4. Easy to Establish and Maintain
Establishing a limited partnership is easy, as only one form needs to be filled out, and the fee is affordable. Each partner's duties are typically static and straightforward. The general partners make business decisions, whereas limited partners offer the funds. The partnership agreement specifies how profits are allocated and how the limited partnership is dissolved.
Limitations of Limited Partnership
Let's look at some disadvantages of limited partnership business:
- Unlimited Liability for General Partners.
General partners bear unlimited liability, so creditors can pursue them to repay business debts.
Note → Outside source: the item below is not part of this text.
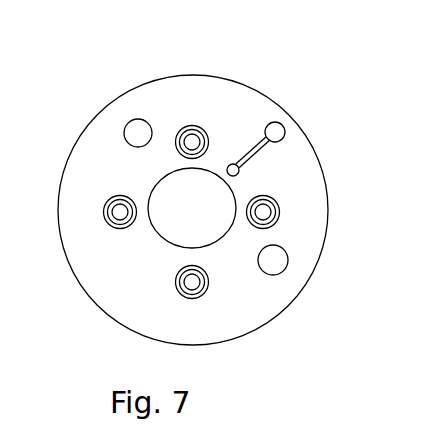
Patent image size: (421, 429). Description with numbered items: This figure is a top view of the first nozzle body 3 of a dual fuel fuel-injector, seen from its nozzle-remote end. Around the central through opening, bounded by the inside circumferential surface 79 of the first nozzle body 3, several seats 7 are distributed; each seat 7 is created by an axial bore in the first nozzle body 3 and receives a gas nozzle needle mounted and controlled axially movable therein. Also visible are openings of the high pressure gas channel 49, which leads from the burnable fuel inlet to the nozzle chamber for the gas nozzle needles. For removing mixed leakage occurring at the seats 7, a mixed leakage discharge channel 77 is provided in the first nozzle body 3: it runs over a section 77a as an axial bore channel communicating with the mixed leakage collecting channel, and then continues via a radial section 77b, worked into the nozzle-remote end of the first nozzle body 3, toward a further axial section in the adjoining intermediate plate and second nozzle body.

This poses a risk compared to limited liability companies (LLCs) and corporations, where owners have limited liability.
- Limited Tax Flexibility
The flexibility of LP is limited, unlike that of LLCs. You don’t have a choice between being taxed as a pass-through model or as a corporation. Partnerships can’t choose to be taxed in the form of a corporation. Moreover, owners should state their profits on returns.
- Limited Decision Capability
Limited partners don’t have decision-making authority. They can work as a general partner and be involved in the business decision-making process. However, doing so makes their limited liability protection vulnerable. To protect personal assets, limited partners should not be involved in management decisions. However, if they are not involved, it can be challenging to invest in a business without control.
Conclusion
Limited partnerships are suitable entities to raise capital for asset pools and particular investments. They help limited partners make investments while simultaneously mitigating their liability. Investment partnerships and hedge funds are widely used because they allow capital to be raised without abandoning control.
FAQs
1. When is a limited partnership considered the best choice?
Formulating a limited partnership is wise if one partner hopes to administer the business and the rest of the partners plan to capitalize.
2. How does a limited partnership vary from a limited liability company (LLC)?
Limited partnerships consist of general partners and limited partners. Conversely, an LLC can allow limitless members to participate. Usually, all members of an LLC have managerial rights, whereas limited partners in a limited partnership are not actively engaged in business operations.
3. Is it easy to form a limited partnership? How?
Creating a limited partnership is easy because it adopts a less formal structure and does not require annual meetings. Moreover, limited partnerships allow business owners to secure new investments without compromising their control.
4. How does a limited partnership operate if a general partner dies?
If a general partner of LP dies, the partnership may be dissolved and the company confiscated. However, if the LP business has multiple general partners, the rest of the partners can sustain business operations.